The fourth patent for a cable-less system was granted to John T. Austin: “Elevator,” U.S. Patent No. 2,052,690 (September 1, 1936). Austin (1869-1948) was the most prolific of the inventors discussed thus far, with more than 25 patents to his credit. However, like the others, his primary professional expertise was not vertical transportation — he was a cofounder of Austin Organ Co. of Hartford, Connecticut, and was a well-known pipe-organ designer. Austin’s foray into the world of elevator design, which occurred during the height of the Great Depression, may have been an attempt to imagine a new direction for his struggling company. His design employed an innovative approach that moved away from the rack-and-pinion paradigm. He proposed using wheels or “resilient tires” mounted on the top and bottom of the car that ran along smooth guide rails. The top and bottom of the car were equipped with four sets of two tires driven by an electric motor (Figure 7). The wheels were held against the guide rails by a system of springs and drive shafts:
“[The] action of the springs in establishing and maintaining frictional engagement between the rubber tires and the tracks is supplemented by arranging the drive connection between the drive shaft of the motor and the driven shafts of the wheels so that the drive thrust is in a direction to force the shafts apart and to urge the wheels and tires toward their respective tracks. With such an arrangement, the cars are practically wedged between the opposite sidewalls of the shafts.”

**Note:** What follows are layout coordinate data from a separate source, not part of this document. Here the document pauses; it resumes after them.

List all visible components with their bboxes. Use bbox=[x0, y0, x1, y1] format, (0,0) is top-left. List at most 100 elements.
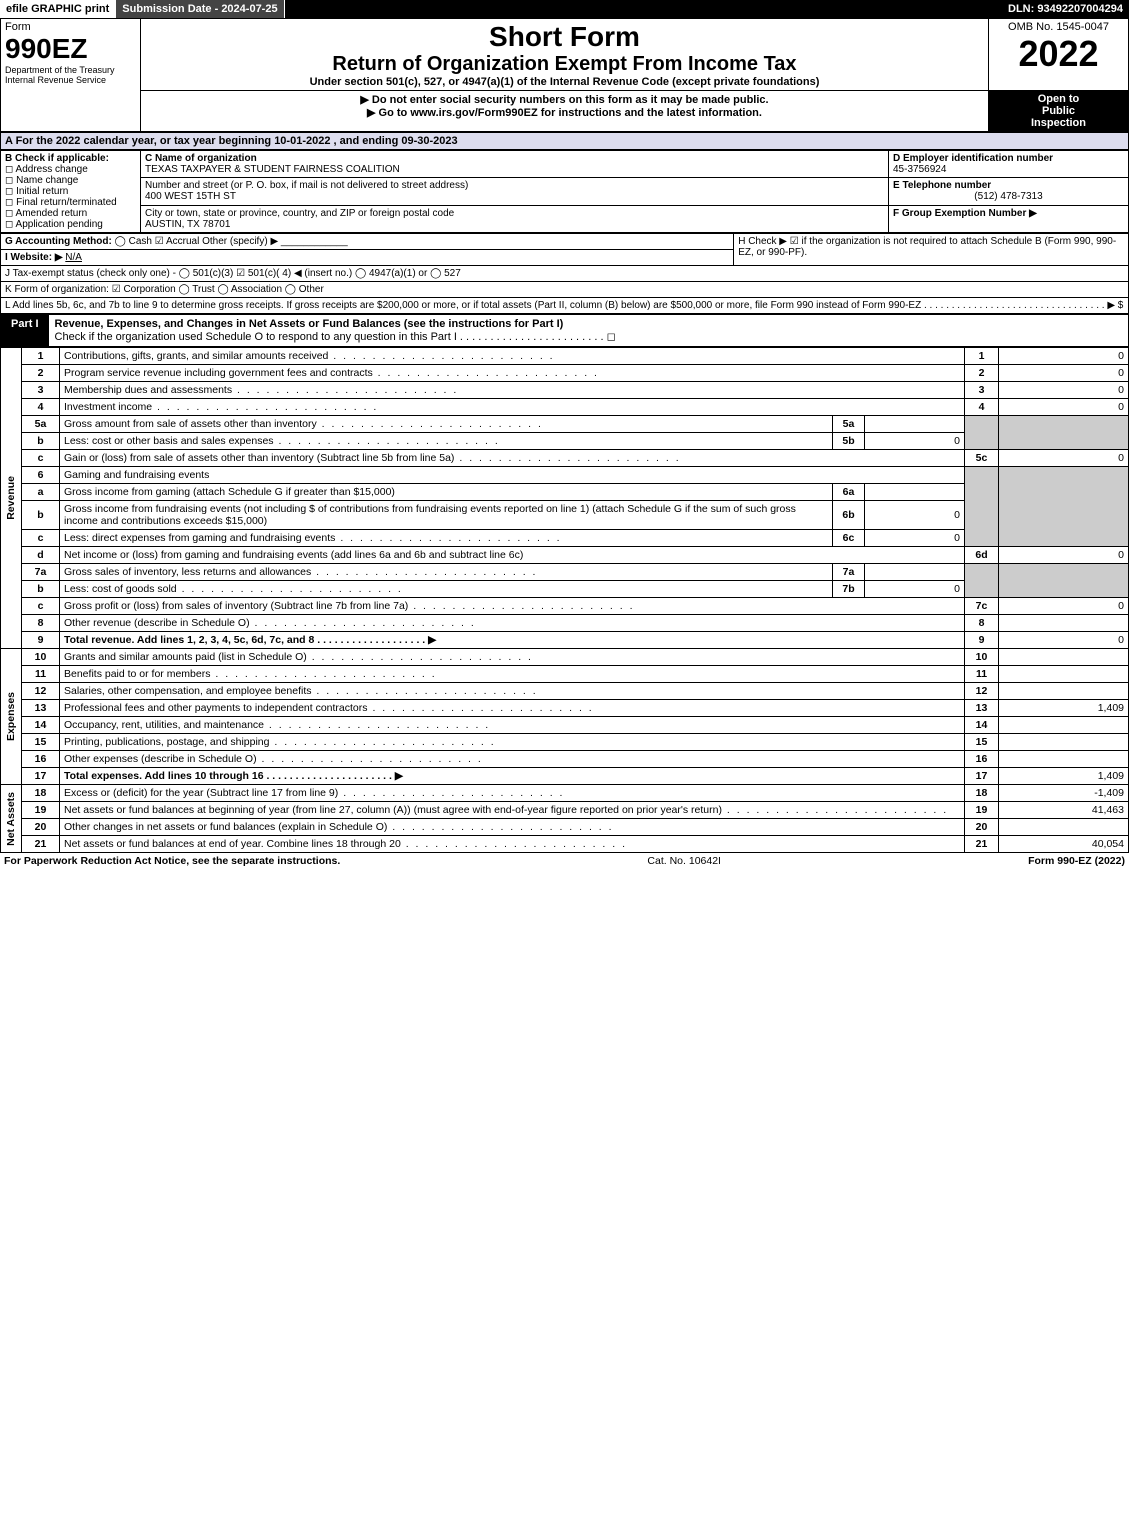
ln13-num: 13 bbox=[22, 700, 60, 717]
form-header: Form 990EZ Department of the Treasury In… bbox=[0, 18, 1129, 132]
ln13-val: 1,409 bbox=[999, 700, 1129, 717]
under-section: Under section 501(c), 527, or 4947(a)(1)… bbox=[145, 76, 984, 88]
ln18-val: -1,409 bbox=[999, 785, 1129, 802]
goto-link[interactable]: ▶ Go to www.irs.gov/Form990EZ for instru… bbox=[145, 106, 984, 119]
ln7a-mval bbox=[865, 564, 965, 581]
ln6a-mnum: 6a bbox=[833, 484, 865, 501]
street-address: 400 WEST 15TH ST bbox=[145, 191, 884, 202]
chk-initial-return[interactable]: ◻ Initial return bbox=[5, 186, 136, 197]
ln14-num: 14 bbox=[22, 717, 60, 734]
ln2-val: 0 bbox=[999, 365, 1129, 382]
ln7c-desc: Gross profit or (loss) from sales of inv… bbox=[60, 598, 965, 615]
ln6d-desc: Net income or (loss) from gaming and fun… bbox=[60, 547, 965, 564]
ln3-val: 0 bbox=[999, 382, 1129, 399]
ln5b-desc: Less: cost or other basis and sales expe… bbox=[60, 433, 833, 450]
ln3-desc: Membership dues and assessments bbox=[60, 382, 965, 399]
ln4-rnum: 4 bbox=[965, 399, 999, 416]
ln13-desc: Professional fees and other payments to … bbox=[60, 700, 965, 717]
ghijkl-table: G Accounting Method: ◯ Cash ☑ Accrual Ot… bbox=[0, 233, 1129, 314]
ln20-desc: Other changes in net assets or fund bala… bbox=[60, 819, 965, 836]
chk-final-return[interactable]: ◻ Final return/terminated bbox=[5, 197, 136, 208]
ln19-val: 41,463 bbox=[999, 802, 1129, 819]
inspection: Inspection bbox=[993, 117, 1124, 129]
ln6c-mnum: 6c bbox=[833, 530, 865, 547]
return-title: Return of Organization Exempt From Incom… bbox=[145, 53, 984, 76]
ln6a-num: a bbox=[22, 484, 60, 501]
cat-no: Cat. No. 10642I bbox=[647, 855, 721, 867]
ln10-val bbox=[999, 649, 1129, 666]
g-accrual[interactable]: ☑ Accrual bbox=[155, 236, 200, 247]
part1-header: Part I Revenue, Expenses, and Changes in… bbox=[0, 314, 1129, 347]
revenue-vlabel: Revenue bbox=[5, 476, 17, 520]
ln18-rnum: 18 bbox=[965, 785, 999, 802]
g-cash[interactable]: ◯ Cash bbox=[115, 236, 152, 247]
ln1-val: 0 bbox=[999, 348, 1129, 365]
ln6-desc: Gaming and fundraising events bbox=[60, 467, 965, 484]
g-label: G Accounting Method: bbox=[5, 236, 112, 247]
ln5b-mval: 0 bbox=[865, 433, 965, 450]
k-form-of-org: K Form of organization: ☑ Corporation ◯ … bbox=[1, 282, 1129, 298]
omb-number: OMB No. 1545-0047 bbox=[993, 21, 1124, 33]
chk-address-change[interactable]: ◻ Address change bbox=[5, 164, 136, 175]
ln17-num: 17 bbox=[22, 768, 60, 785]
paperwork-notice: For Paperwork Reduction Act Notice, see … bbox=[4, 855, 340, 867]
chk-amended-return[interactable]: ◻ Amended return bbox=[5, 208, 136, 219]
ln19-desc: Net assets or fund balances at beginning… bbox=[60, 802, 965, 819]
ln15-num: 15 bbox=[22, 734, 60, 751]
ln16-desc: Other expenses (describe in Schedule O) bbox=[60, 751, 965, 768]
ln8-desc: Other revenue (describe in Schedule O) bbox=[60, 615, 965, 632]
ln19-rnum: 19 bbox=[965, 802, 999, 819]
chk-name-change[interactable]: ◻ Name change bbox=[5, 175, 136, 186]
dept-treasury: Department of the Treasury Internal Reve… bbox=[5, 65, 136, 85]
ln8-val bbox=[999, 615, 1129, 632]
netassets-vlabel: Net Assets bbox=[5, 792, 17, 846]
ln6d-rnum: 6d bbox=[965, 547, 999, 564]
city-state-zip: AUSTIN, TX 78701 bbox=[145, 219, 884, 230]
form-number: 990EZ bbox=[5, 33, 136, 65]
ln11-desc: Benefits paid to or for members bbox=[60, 666, 965, 683]
ln20-rnum: 20 bbox=[965, 819, 999, 836]
ln7b-mval: 0 bbox=[865, 581, 965, 598]
e-phone-label: E Telephone number bbox=[893, 180, 1124, 191]
ln11-rnum: 11 bbox=[965, 666, 999, 683]
ein-value: 45-3756924 bbox=[893, 164, 1124, 175]
meta-table: B Check if applicable: ◻ Address change … bbox=[0, 150, 1129, 233]
ln14-desc: Occupancy, rent, utilities, and maintena… bbox=[60, 717, 965, 734]
ln21-rnum: 21 bbox=[965, 836, 999, 853]
ln6c-mval: 0 bbox=[865, 530, 965, 547]
ln5c-rnum: 5c bbox=[965, 450, 999, 467]
ln5c-desc: Gain or (loss) from sale of assets other… bbox=[60, 450, 965, 467]
i-website-label: I Website: ▶ bbox=[5, 252, 63, 263]
phone-value: (512) 478-7313 bbox=[893, 191, 1124, 202]
expenses-vlabel: Expenses bbox=[5, 692, 17, 741]
ln21-num: 21 bbox=[22, 836, 60, 853]
f-group-exemption: F Group Exemption Number ▶ bbox=[893, 208, 1124, 219]
public: Public bbox=[993, 105, 1124, 117]
submission-date: Submission Date - 2024-07-25 bbox=[116, 0, 284, 18]
efile-print-button[interactable]: efile GRAPHIC print bbox=[0, 0, 116, 18]
ln9-rnum: 9 bbox=[965, 632, 999, 649]
ln7b-mnum: 7b bbox=[833, 581, 865, 598]
ln6b-mnum: 6b bbox=[833, 501, 865, 530]
ln7b-desc: Less: cost of goods sold bbox=[60, 581, 833, 598]
ln10-num: 10 bbox=[22, 649, 60, 666]
ln10-desc: Grants and similar amounts paid (list in… bbox=[60, 649, 965, 666]
ln15-desc: Printing, publications, postage, and shi… bbox=[60, 734, 965, 751]
ln5a-num: 5a bbox=[22, 416, 60, 433]
ln8-rnum: 8 bbox=[965, 615, 999, 632]
ln7c-val: 0 bbox=[999, 598, 1129, 615]
ln12-num: 12 bbox=[22, 683, 60, 700]
g-other[interactable]: Other (specify) ▶ bbox=[202, 236, 278, 247]
ln1-desc: Contributions, gifts, grants, and simila… bbox=[60, 348, 965, 365]
ln7a-num: 7a bbox=[22, 564, 60, 581]
ln20-num: 20 bbox=[22, 819, 60, 836]
ln13-rnum: 13 bbox=[965, 700, 999, 717]
l-gross-receipts: L Add lines 5b, 6c, and 7b to line 9 to … bbox=[1, 298, 1129, 314]
chk-application-pending[interactable]: ◻ Application pending bbox=[5, 219, 136, 230]
tax-year: 2022 bbox=[993, 33, 1124, 75]
ln4-desc: Investment income bbox=[60, 399, 965, 416]
ssn-warning: ▶ Do not enter social security numbers o… bbox=[145, 93, 984, 106]
ln7c-num: c bbox=[22, 598, 60, 615]
ln4-num: 4 bbox=[22, 399, 60, 416]
c-city-label: City or town, state or province, country… bbox=[145, 208, 884, 219]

To facilitate the movement of cars between shafts and the addition or subtraction of cars from service, Austin designed a “transfer mechanism” that attached to the side of a car and pushed or pulled it in or out of the main shaft and parked it in a secondary shaft (Figure 8).
Austin’s patent also includes an image that indicates he realized his design could move horizontally, as well as vertically. This illustration depicts a series of vertical and horizontal shafts that somewhat resemble images associated with the design of MULTI (Figure 9). However, Austin’s description of this image is surprising in that he says it represents “a diagrammatic view of a hill or mountain provided with shafts of various levels in which a car is adapted to travel.” While his inability to imagine his multidirectional, multi-shaft concept applied to a building is puzzling, it is important to note that all of the other designers proposed that passengers would only access cars in vertical shafts. The fact that Austin articulated the possibility of horizontal in the context of a cable-less, self-propelled system distinguishes his design from the others.
Of course, all four of these schemes are similar in having unresolved technical, mechanical and design issues that would have made them extremely difficult to build and would have likely resulted in their failure. However, the imagination of these designers is noteworthy as is the fact that none of them were associated with the elevator industry. While this lack of industry awareness doubtless contributed to the numerous idiosyncrasies and weaknesses found in their designs, their naivety allowed them to imagine solutions that industry insiders might have dismissed as impractical. And now, once again, with the design originating from within the world of vertical transportation, we are talking about the possibility of elevators without cables.